“熟年合気道”ですから、道場には、ボク同様、髪が白かったり、毛がなかったり・・熟年になって合気道を始めた愛好者が集っています。
ご想像通り、若者と違い、運動神経は鈍いし、物覚えもう~んと悪い。毎日、電話をしようと受話器を取った瞬間、(誰にかけるんだっけ?)状態・・
悲しいかな、合気道の稽古もその延長線上ですから、若者が1年で身に付ける技に幾年もかかる始末。
当然お先も短い、どれだけやっても道半ばで折れるだろうに、なのになんでまた・・?と首を傾げられることが多い。
そんな時は面倒なので、(稽古の後一杯やるビールが旨いから・・)とこたえることにしています。
だって、当人も、喧嘩が強くなりたいから、とか、趣味の仲間が欲しいとか、そんなことで始めたわけじゃないのですから。
健康のため・・でもありません。
何を求めたのか当人もよくわからないまま、(でも何かを感じたのですね)かれこれ10年がたとうとしています。
そして今・・ボクの脳の中に、“借家人のようにもう一人のボク”が住みついています。
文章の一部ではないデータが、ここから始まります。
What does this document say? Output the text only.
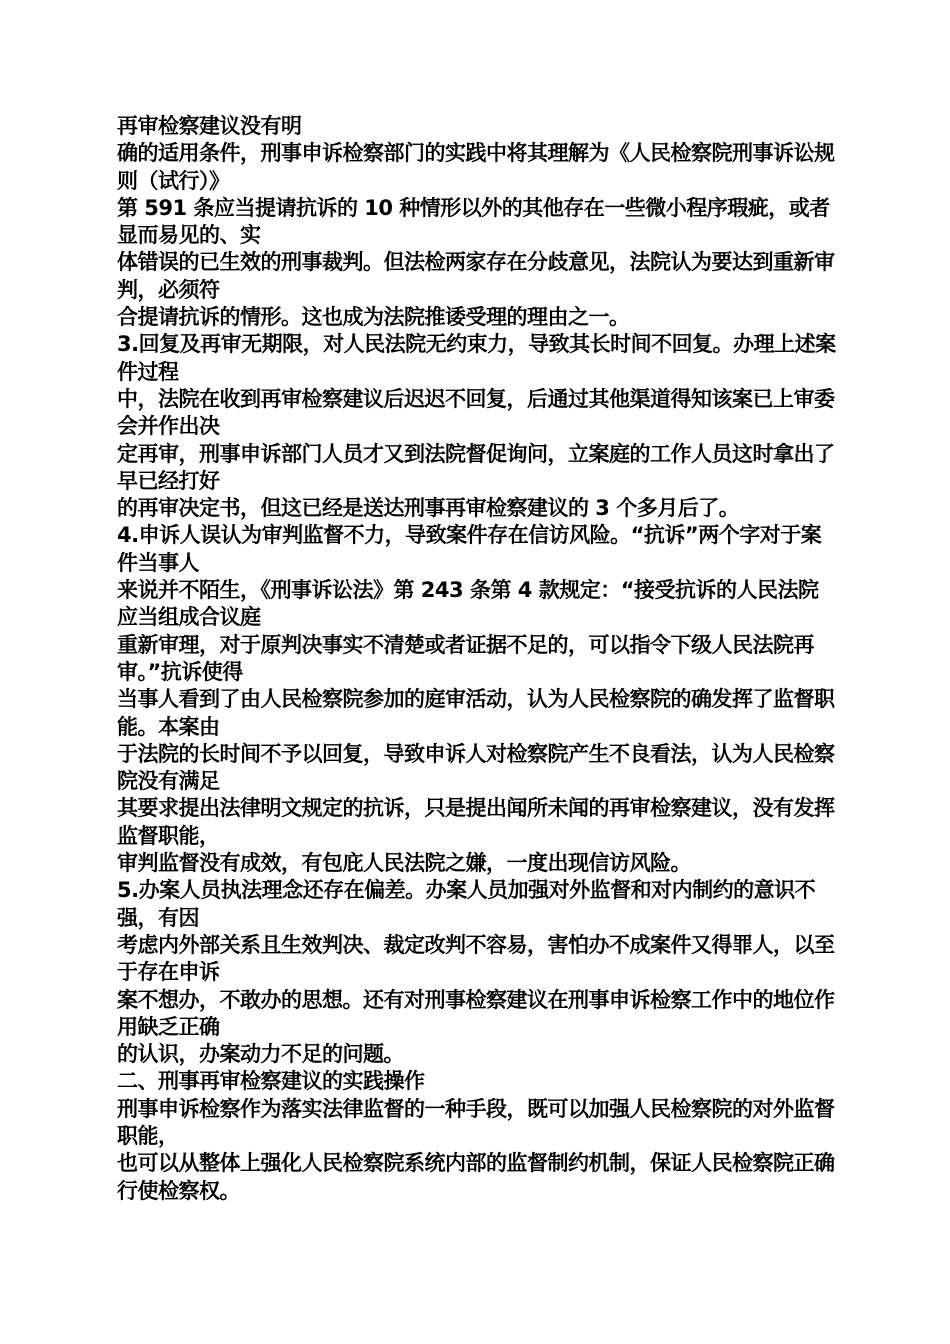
再审检察建议没有明

确的适用条件，刑事申诉检察部门的实践中将其理解为《人民检察院刑事诉讼规则（试行）》

第 591 条应当提请抗诉的 10 种情形以外的其他存在一些微小程序瑕疵，或者显而易见的、实

体错误的已生效的刑事裁判。但法检两家存在分歧意见，法院认为要达到重新审判，必须符

合提请抗诉的情形。这也成为法院推诿受理的理由之一。

3.回复及再审无期限，对人民法院无约束力，导致其长时间不回复。办理上述案件过程

中，法院在收到再审检察建议后迟迟不回复，后通过其他渠道得知该案已上审委会并作出决

定再审，刑事申诉部门人员才又到法院督促询问，立案庭的工作人员这时拿出了早已经打好

的再审决定书，但这已经是送达刑事再审检察建议的 3 个多月后了。

4.申诉人误认为审判监督不力，导致案件存在信访风险。“抗诉”两个字对于案件当事人

来说并不陌生，《刑事诉讼法》第 243 条第 4 款规定：“接受抗诉的人民法院应当组成合议庭

重新审理，对于原判决事实不清楚或者证据不足的，可以指令下级人民法院再审。”抗诉使得

当事人看到了由人民检察院参加的庭审活动，认为人民检察院的确发挥了监督职能。本案由

于法院的长时间不予以回复，导致申诉人对检察院产生不良看法，认为人民检察院没有满足

其要求提出法律明文规定的抗诉，只是提出闻所未闻的再审检察建议，没有发挥监督职能，

审判监督没有成效，有包庇人民法院之嫌，一度出现信访风险。

5.办案人员执法理念还存在偏差。办案人员加强对外监督和对内制约的意识不强，有因

考虑内外部关系且生效判决、裁定改判不容易，害怕办不成案件又得罪人，以至于存在申诉

案不想办，不敢办的思想。还有对刑事检察建议在刑事申诉检察工作中的地位作用缺乏正确

的认识，办案动力不足的问题。

二、刑事再审检察建议的实践操作

刑事申诉检察作为落实法律监督的一种手段，既可以加强人民检察院的对外监督职能，

也可以从整体上强化人民检察院系统内部的监督制约机制，保证人民检察院正确行使检察权。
別にたとえ話じゃありません、本当にいるんです。
(ボク)とは、合気道的な身体運用の「型」のようなもの、体使いの基本を姿形にした(小人くん)、ゆるキャラみたいに思ってもらってかまいません。
(小人くん)は、人間の言葉を覚え、語りかけてきます。
いいえ、合気道の具体的な技や、精緻で深遠な術理の世界はわきに置いて、ごく一部、初心者レベルで十分、基本のキ部分だけでも紹介しましょう。勝手に翻訳させてもらいます。
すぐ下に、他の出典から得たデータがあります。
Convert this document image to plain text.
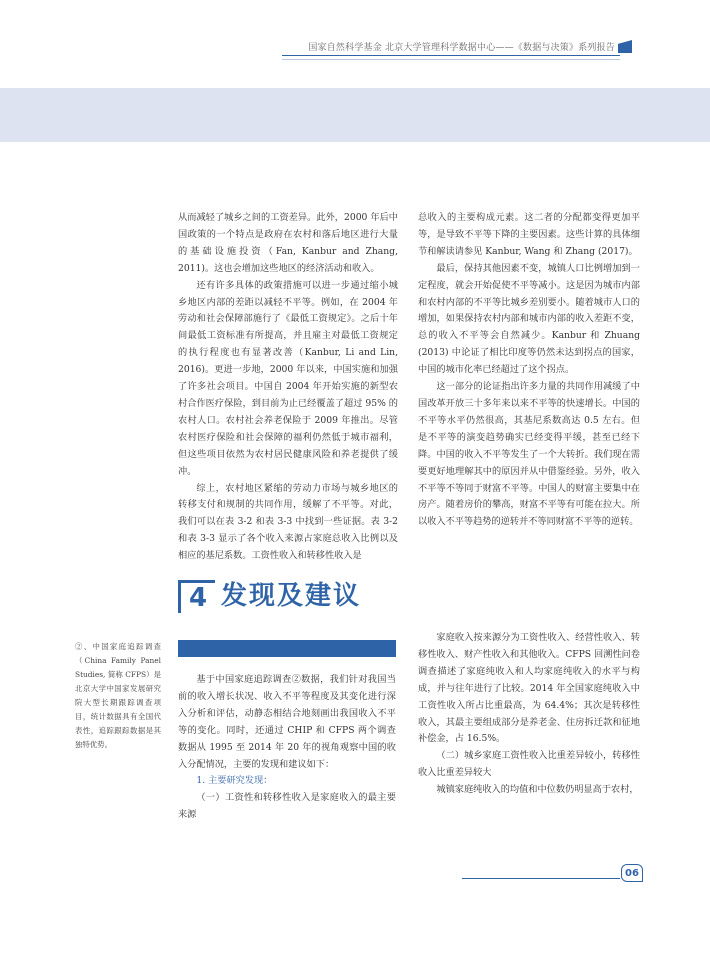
国家自然科学基金 北京大学管理科学数据中心——《数据与决策》系列报告

从而减轻了城乡之间的工资差异。此外，2000 年后中国政策的一个特点是政府在农村和落后地区进行大量的基础设施投资（Fan, Kanbur and Zhang, 2011)。这也会增加这些地区的经济活动和收入。

还有许多具体的政策措施可以进一步通过缩小城乡地区内部的差距以减轻不平等。例如，在 2004 年劳动和社会保障部施行了《最低工资规定》。之后十年间最低工资标准有所提高，并且雇主对最低工资规定的执行程度也有显著改善（Kanbur, Li and Lin, 2016)。更进一步地，2000 年以来，中国实施和加强了许多社会项目。中国自 2004 年开始实施的新型农村合作医疗保险，到目前为止已经覆盖了超过 95% 的农村人口。农村社会养老保险于 2009 年推出。尽管农村医疗保险和社会保障的福利仍然低于城市福利，但这些项目依然为农村居民健康风险和养老提供了缓冲。

综上，农村地区紧缩的劳动力市场与城乡地区的转移支付和规制的共同作用，缓解了不平等。对此，我们可以在表 3-2 和表 3-3 中找到一些证据。表 3-2 和表 3-3 显示了各个收入来源占家庭总收入比例以及相应的基尼系数。工资性收入和转移性收入是

总收入的主要构成元素。这二者的分配都变得更加平等，是导致不平等下降的主要因素。这些计算的具体细节和解读请参见 Kanbur, Wang 和 Zhang (2017)。

最后，保持其他因素不变，城镇人口比例增加到一定程度，就会开始促使不平等减小。这是因为城市内部和农村内部的不平等比城乡差别要小。随着城市人口的增加，如果保持农村内部和城市内部的收入差距不变，总的收入不平等会自然减少。Kanbur 和 Zhuang (2013) 中论证了相比印度等仍然未达到拐点的国家，中国的城市化率已经超过了这个拐点。

这一部分的论证指出许多力量的共同作用减缓了中国改革开放三十多年来以来不平等的快速增长。中国的不平等水平仍然很高，其基尼系数高达 0.5 左右。但是不平等的演变趋势确实已经变得平缓，甚至已经下降。中国的收入不平等发生了一个大转折。我们现在需要更好地理解其中的原因并从中借鉴经验。另外，收入不平等不等同于财富不平等。中国人的财富主要集中在房产。随着房价的攀高，财富不平等有可能在拉大。所以收入不平等趋势的逆转并不等同财富不平等的逆转。

4 发现及建议
②、中国家庭追踪调查（China Family Panel Studies, 简称 CFPS）是北京大学中国家发展研究院大型长期跟踪调查项目，统计数据具有全国代表性，追踪跟踪数据是其独特优势。

基于中国家庭追踪调查②数据，我们针对我国当前的收入增长状况、收入不平等程度及其变化进行深入分析和评估，动静态相结合地刻画出我国收入不平等的变化。同时，还通过 CHIP 和 CFPS 两个调查数据从 1995 至 2014 年 20 年的视角观察中国的收入分配情况，主要的发现和建议如下：

1. 主要研究发现：

（一）工资性和转移性收入是家庭收入的最主要来源

家庭收入按来源分为工资性收入、经营性收入、转移性收入、财产性收入和其他收入。CFPS 回溯性问卷调查描述了家庭纯收入和人均家庭纯收入的水平与构成，并与往年进行了比较。2014 年全国家庭纯收入中工资性收入所占比重最高，为 64.4%；其次是转移性收入，其最主要组成部分是养老金、住房拆迁款和征地补偿金，占 16.5%。

（二）城乡家庭工资性收入比重差异较小，转移性收入比重差异较大

城镇家庭纯收入的均值和中位数仍明显高于农村，

06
(小人くん)は、稽古場以外でもボクの体軸や正中線の感覚にとっても敏感。
草むしりしてる時も、家でデスクワークしていても、街を歩いていても、居酒屋で一杯やっていても・・24時間どんな時も(ほら、また顔が突っ込んでるよ、自分の軸と天地を通して・・)と背中を押してくれます。
お陰で、姿勢がよくなり、内臓の働きがよくなり、気持ちいい身体時間が急増!
小人くんは何事につけ、力まかせに働きかけることを厳しく戒めてくれます。
とりわけ、身体作業では・・日曜大工でトンカチをふるうにせよ、朝夕歯磨きするにしても、風呂場で体を洗うときも、ジョギングする際も、荷物を運ぶにしても・・
(力まかせにガシガシやると逆効果だぜ、ゆっくりでいいから、正確に、丁寧に・・ね)と耳元で囁きます。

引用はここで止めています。